Figure 3: Analyzing the profitability of the control trading algorithm
The equity curve produced by the trading strategy, on the other hand, appears extremely volatile and gives us little confidence to continue following this trading strategy in future. Therefore, we will now attempt to employ machine learning models to iron out the volatile fluctuations in our presently simple trading strategy.
Figure 4: The original version of our trading strategy fosters little confidence in any developer
We shall now attempt to outperform the control trading strategy using the classical trading setup. Normally, in the classical setting, we forecast the target, 1 candle into the future and then compare the forecasted price against the real value of price to obtain our trading signals. This article tries to persuade the reader that this practice may not be the best possible practice for our community, let us see why.
Most of the application’s code will not be changed deliberately, therefore, we can exclusively focus on the portion of MQL5 code that must be changed to test our ideas. As the reader can see below, we must now fetch the 16 inputs necessary for our ONNX model to make predictions and be sure to convert each of them to float datatypes before attempting any calculations. Afterward, we will then obtain a prediction from our ONNX model, and compare it to the real value of the target.
Running the classical machine learning trading algorithm over the same testing period we used to establish our control profitability levels.
Figure 5: Performing the first attempt to outperform the control setup
The profitability levels of our trading application have depreciated dismally. Although the strategy demonstrated high accuracy with 63% of all the trades it placed being profitable, this is hardly impressive because it failed it outperform the $71 profit level established the control application.
Figure 6: A detailed analysis of our first attempt to outperform the control application
The revised application we have built fails to reach the same heights as the original version of the trading strategy. But in all fairness, it is also worth noting that this version of our application also appears to be far less volatile and more reliable than the original strategy.

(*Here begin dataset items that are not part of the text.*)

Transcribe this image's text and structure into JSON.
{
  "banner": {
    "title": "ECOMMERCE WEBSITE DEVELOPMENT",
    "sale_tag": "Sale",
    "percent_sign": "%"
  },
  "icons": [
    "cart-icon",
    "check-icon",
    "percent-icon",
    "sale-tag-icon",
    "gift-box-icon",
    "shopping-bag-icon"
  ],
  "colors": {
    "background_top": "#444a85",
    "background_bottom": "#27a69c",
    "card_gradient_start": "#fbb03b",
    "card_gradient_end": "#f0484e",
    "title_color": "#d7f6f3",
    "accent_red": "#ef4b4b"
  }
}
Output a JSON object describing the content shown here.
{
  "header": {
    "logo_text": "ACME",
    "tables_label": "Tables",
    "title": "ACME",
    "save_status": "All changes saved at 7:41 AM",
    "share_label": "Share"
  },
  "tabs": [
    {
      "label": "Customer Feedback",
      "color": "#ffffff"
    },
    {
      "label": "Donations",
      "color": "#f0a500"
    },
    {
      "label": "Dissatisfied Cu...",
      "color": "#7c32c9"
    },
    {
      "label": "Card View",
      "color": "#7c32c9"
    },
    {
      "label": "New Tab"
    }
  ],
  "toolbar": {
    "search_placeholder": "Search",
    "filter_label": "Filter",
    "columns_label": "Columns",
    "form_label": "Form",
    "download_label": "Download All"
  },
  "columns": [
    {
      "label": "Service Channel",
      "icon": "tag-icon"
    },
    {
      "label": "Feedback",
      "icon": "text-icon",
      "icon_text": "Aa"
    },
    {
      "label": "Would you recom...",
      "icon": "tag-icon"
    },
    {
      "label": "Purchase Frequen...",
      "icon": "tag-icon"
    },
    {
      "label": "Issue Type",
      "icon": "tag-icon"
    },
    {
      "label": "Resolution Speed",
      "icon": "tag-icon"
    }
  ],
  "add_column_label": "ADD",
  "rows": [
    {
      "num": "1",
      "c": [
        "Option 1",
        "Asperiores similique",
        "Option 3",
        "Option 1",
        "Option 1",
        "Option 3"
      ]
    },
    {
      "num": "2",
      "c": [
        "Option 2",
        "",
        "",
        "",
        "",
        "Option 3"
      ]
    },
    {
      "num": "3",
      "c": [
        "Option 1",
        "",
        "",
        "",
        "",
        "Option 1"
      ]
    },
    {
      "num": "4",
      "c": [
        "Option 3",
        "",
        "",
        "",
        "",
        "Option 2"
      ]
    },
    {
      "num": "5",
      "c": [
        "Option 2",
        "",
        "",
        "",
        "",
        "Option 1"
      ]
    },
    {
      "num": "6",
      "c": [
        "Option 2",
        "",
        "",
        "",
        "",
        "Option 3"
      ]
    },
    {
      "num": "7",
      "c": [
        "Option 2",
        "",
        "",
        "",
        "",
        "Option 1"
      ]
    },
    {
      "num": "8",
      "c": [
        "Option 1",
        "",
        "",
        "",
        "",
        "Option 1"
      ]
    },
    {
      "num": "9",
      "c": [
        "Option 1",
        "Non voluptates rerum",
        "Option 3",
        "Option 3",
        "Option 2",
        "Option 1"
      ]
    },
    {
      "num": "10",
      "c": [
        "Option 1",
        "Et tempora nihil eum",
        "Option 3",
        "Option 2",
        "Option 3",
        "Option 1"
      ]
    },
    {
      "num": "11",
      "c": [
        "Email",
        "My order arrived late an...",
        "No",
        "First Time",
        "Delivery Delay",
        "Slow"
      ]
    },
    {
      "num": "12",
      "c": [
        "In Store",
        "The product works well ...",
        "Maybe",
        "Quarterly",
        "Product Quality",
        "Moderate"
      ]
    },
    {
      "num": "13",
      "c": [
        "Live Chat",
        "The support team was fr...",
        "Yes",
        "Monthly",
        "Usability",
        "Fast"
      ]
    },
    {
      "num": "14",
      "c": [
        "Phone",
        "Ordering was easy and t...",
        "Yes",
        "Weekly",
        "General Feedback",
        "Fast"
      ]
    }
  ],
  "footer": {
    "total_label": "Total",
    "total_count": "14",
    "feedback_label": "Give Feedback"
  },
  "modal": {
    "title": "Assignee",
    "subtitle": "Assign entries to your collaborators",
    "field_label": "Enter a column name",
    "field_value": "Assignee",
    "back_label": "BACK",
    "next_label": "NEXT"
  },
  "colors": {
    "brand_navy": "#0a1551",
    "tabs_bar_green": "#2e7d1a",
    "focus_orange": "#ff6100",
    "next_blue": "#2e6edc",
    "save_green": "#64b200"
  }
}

Figure 7: The equity curve produced by the improved version of our trading application is less volatile than the original strategy, but it also fails to reach the same heights
Recall that we are forecasting the target at 1, 5 and 10 candles into the future. Let us see if the prediction looking forward 10 candles may be more informative than the simple 1 step prediction we started with. Therefore, as we did before, we will only focus on the parts of the trading application that needed to be changed for us to make this comparison fairly.
As with the control setup of the trading application, we will select the same 3-year window to test our application over.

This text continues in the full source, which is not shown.